We have gained a lot of new citizens over the years, and this has reflected in election results where support for political forces that look back at Soviet times with a sense of nostalgia has remained stable or even grown. It is quite a peculiar phenomenon as the number of people who share those views keeps falling.
Do I have it right when I say you believe the change would bring the Center Party new and grateful voters?
It is probable. If a great number of people would be given half-mandatory citizenship virtually overnight, it is likely they would largely vote for the Center Party at least in the next election. However, I do not suspect a backroom play was behind Ratas' idea.
The proposal is unfortunate if only because it will rip open a lot of old wounds, reopen already decided matters. It will come off as an attempt to artificially summon old tensions in the eyes of a lot of Estonians. Should it be decided to actively pursue the proposal, it would cause rifts in society we really do not need. We just managed to mollify relatively artificial antagonism over the registered partnership act. Why create new tensions now?

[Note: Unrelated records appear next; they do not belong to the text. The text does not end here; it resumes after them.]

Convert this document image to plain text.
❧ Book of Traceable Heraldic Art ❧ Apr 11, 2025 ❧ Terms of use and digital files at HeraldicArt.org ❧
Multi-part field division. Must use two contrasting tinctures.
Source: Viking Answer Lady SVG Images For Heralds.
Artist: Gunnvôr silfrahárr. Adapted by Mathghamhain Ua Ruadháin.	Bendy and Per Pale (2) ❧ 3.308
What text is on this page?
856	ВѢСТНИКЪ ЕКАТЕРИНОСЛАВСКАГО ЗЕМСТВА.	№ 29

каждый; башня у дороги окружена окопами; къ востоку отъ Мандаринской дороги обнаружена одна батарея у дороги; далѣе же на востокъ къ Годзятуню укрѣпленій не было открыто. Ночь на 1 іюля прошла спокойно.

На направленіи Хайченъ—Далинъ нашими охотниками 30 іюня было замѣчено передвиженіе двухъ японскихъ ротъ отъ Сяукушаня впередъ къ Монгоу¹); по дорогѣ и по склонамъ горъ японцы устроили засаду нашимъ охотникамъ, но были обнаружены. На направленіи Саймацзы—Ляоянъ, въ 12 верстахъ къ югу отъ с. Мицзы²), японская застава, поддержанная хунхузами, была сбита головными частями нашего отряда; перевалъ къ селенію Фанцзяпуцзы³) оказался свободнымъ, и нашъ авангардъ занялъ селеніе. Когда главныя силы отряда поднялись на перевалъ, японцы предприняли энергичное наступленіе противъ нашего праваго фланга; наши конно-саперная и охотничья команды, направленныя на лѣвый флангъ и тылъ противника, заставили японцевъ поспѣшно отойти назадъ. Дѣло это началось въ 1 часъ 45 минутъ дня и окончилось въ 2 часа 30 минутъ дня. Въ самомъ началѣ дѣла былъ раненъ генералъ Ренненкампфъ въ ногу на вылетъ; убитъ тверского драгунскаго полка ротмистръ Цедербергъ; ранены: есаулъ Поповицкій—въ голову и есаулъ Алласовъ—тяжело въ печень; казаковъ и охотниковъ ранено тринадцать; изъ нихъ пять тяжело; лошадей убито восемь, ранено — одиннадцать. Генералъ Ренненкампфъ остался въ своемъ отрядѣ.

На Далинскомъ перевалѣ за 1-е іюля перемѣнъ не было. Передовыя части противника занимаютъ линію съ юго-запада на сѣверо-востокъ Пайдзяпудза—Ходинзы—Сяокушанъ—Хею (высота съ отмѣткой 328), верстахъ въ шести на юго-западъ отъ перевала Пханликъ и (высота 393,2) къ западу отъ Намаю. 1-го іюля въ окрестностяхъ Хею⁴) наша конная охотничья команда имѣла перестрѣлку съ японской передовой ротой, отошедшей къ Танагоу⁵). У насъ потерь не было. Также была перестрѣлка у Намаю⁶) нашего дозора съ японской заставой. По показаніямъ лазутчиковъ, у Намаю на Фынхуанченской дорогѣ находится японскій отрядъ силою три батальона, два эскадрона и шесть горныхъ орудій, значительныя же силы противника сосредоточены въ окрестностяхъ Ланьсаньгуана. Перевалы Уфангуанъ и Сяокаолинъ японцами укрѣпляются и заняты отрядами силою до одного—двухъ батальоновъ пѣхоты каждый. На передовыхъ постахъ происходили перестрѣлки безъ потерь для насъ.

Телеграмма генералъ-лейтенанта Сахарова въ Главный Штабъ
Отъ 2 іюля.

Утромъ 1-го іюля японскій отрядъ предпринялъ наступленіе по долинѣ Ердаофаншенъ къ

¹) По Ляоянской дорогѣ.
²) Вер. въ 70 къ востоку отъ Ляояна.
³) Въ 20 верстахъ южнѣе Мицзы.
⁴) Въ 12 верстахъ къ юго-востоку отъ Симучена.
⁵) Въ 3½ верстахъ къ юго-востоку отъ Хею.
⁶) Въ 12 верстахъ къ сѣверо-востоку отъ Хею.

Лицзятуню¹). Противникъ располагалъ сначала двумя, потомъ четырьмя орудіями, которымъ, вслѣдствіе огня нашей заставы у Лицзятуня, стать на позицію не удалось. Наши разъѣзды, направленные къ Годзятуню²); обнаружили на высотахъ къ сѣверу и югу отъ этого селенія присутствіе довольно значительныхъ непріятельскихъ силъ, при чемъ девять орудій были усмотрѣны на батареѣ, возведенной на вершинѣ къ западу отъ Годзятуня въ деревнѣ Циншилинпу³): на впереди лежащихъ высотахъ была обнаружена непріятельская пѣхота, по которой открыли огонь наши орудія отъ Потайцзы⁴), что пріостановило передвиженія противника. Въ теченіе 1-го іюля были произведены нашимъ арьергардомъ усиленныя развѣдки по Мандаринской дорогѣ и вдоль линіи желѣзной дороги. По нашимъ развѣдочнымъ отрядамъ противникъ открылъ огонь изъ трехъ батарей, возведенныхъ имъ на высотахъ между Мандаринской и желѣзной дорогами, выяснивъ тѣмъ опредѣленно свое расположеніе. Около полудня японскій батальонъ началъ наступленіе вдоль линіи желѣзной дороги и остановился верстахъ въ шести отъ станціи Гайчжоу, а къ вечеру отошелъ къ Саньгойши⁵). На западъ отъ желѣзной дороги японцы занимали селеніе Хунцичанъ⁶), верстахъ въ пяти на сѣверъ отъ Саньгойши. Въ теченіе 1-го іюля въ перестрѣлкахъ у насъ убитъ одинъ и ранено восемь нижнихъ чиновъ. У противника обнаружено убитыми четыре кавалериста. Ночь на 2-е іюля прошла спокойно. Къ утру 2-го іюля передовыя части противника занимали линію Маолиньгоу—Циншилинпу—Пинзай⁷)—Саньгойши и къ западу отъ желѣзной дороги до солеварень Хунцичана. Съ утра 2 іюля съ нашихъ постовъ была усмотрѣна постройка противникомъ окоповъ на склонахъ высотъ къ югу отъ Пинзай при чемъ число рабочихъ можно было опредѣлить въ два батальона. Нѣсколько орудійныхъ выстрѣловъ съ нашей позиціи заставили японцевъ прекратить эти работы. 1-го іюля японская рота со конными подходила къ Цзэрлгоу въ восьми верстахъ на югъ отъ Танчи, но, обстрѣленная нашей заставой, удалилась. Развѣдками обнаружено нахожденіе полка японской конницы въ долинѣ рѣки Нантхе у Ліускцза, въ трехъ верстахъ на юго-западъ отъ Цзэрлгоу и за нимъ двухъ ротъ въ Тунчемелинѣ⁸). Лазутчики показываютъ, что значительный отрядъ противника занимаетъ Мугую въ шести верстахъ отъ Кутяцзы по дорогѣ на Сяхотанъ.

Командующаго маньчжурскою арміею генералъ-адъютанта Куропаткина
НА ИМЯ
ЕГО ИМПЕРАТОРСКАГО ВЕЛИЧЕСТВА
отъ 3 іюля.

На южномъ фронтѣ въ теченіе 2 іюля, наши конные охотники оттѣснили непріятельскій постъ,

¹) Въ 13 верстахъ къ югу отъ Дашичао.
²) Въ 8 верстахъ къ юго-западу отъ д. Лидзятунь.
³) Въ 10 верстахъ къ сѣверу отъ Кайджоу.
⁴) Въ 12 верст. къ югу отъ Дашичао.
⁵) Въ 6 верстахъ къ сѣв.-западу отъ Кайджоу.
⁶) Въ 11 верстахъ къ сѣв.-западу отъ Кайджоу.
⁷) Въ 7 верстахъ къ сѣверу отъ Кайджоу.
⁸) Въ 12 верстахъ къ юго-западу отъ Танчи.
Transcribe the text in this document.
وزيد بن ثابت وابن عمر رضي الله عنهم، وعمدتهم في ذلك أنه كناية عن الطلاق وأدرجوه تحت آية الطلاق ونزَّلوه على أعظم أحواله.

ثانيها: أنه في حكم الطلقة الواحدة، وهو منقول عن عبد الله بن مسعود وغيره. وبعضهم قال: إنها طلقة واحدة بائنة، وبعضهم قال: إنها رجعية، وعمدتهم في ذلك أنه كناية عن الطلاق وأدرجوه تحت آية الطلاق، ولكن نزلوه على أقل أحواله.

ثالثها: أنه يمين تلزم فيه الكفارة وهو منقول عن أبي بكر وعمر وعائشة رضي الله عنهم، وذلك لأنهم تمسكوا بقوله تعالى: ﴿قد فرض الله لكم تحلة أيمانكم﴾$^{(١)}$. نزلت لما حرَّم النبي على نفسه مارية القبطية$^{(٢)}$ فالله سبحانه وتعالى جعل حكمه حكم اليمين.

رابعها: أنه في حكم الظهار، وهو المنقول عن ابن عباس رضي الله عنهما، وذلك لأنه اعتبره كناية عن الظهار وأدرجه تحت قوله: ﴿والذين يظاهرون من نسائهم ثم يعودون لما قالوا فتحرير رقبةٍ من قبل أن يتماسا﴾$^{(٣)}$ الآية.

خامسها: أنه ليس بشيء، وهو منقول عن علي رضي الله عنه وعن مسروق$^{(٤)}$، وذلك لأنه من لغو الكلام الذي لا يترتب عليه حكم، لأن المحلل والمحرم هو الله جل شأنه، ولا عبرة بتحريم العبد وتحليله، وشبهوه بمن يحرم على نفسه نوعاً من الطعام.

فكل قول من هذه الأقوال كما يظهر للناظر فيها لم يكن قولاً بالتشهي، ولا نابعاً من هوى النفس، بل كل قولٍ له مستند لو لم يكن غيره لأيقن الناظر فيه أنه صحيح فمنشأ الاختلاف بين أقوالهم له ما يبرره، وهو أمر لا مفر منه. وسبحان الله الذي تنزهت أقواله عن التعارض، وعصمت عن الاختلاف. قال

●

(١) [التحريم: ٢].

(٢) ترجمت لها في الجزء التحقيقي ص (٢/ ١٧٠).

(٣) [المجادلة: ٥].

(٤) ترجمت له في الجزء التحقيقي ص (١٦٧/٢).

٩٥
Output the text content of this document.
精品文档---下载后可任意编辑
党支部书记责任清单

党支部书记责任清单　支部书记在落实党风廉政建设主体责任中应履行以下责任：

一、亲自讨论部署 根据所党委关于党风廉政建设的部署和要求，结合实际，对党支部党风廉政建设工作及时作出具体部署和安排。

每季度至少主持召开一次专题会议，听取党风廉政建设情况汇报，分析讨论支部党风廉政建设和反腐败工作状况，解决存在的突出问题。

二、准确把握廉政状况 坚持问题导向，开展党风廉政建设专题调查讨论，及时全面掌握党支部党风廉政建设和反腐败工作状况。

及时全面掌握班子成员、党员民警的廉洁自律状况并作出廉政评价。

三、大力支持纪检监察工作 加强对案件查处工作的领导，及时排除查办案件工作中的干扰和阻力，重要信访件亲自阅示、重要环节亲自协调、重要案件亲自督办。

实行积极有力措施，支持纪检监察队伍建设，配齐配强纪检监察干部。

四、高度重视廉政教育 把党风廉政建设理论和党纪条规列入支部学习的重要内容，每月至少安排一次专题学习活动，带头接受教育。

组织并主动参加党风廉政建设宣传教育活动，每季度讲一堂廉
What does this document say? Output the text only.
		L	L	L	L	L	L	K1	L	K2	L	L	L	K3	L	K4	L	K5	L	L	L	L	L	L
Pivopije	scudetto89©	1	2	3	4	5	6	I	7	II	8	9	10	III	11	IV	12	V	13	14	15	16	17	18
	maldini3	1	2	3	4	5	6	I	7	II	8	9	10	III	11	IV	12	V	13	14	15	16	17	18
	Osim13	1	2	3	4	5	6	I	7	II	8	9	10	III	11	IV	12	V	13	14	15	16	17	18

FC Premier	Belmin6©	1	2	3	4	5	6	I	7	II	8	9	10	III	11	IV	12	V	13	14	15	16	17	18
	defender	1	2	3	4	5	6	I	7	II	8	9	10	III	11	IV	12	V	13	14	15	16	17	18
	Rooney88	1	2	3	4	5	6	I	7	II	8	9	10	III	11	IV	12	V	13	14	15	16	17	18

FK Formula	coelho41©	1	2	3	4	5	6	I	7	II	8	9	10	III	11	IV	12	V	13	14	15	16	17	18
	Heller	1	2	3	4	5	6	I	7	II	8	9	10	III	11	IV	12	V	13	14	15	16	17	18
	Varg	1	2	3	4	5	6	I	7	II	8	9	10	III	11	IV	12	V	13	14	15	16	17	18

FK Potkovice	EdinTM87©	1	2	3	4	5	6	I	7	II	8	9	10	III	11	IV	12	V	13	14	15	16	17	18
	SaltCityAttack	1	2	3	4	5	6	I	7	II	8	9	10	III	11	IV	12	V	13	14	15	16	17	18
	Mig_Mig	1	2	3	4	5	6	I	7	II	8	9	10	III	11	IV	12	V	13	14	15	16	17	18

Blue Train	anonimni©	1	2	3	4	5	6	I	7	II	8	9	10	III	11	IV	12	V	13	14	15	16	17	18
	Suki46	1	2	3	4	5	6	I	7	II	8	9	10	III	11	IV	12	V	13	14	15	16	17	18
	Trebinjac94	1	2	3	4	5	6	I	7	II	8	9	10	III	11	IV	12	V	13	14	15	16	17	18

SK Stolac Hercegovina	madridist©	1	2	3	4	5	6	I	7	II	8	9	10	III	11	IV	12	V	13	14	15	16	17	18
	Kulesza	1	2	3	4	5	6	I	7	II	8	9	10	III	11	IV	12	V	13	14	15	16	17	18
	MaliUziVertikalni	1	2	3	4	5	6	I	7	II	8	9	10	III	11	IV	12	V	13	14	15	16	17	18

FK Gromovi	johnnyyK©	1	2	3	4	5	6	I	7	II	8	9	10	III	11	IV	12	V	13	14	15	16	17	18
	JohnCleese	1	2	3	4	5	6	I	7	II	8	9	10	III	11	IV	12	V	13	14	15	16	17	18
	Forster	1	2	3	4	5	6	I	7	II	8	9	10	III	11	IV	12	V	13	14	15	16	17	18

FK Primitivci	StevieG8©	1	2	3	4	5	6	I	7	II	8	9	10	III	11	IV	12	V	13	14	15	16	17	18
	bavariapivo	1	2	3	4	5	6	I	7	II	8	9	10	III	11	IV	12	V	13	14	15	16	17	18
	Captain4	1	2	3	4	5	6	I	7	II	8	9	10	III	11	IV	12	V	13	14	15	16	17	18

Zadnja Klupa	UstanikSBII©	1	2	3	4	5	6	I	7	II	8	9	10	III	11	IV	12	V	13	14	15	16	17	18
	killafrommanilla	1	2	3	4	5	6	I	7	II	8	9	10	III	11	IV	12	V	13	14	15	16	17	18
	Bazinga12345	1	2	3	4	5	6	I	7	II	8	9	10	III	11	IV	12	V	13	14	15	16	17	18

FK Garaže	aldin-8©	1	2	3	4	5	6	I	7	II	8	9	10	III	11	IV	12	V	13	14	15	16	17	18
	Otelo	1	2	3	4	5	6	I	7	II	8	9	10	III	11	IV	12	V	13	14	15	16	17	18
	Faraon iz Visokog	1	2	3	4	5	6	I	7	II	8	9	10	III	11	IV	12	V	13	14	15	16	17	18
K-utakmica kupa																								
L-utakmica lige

You spoke of old wounds. It is possible younger people do not even know what you mean. What are those wounds?
When the Soviet Union collapsed and the opportunity to restore Estonian independence presented itself, one of the principal questions was how to go about it in practice. It was a matter of constitutional law do determine Estonia's relationship to the first republic. Who will become citizens of the new Estonia, who will have the right to vote. Disputes between the legal continuity camp and the universal citizenship camp lasted for years.
They were put to bed in a series of political compromises that manifested in the current Constitution in 1991-1992. One of the elements of this was a second referendum held next to the referendum to pass the Constitution in 1992 that asked whether people who are not historically Estonian citizens should be given the right to vote. The majority of citizens said „no“.
Jüri Ratas' statement, which I hold to be utterly unrealistic in practical citizenship policy, falls into the category of old battles and arguments. One part of post-Soviet citizenship policy has been that people who do not want to become Estonian citizens or do not qualify for citizenship for whatever reason can live out their lives in peace without citizenship.
Time will solve this problem; it will be gone in 50 years at the latest. There are fewer stateless persons every year, which is an entirely normal process. Attempts to arrest that process are not sensible.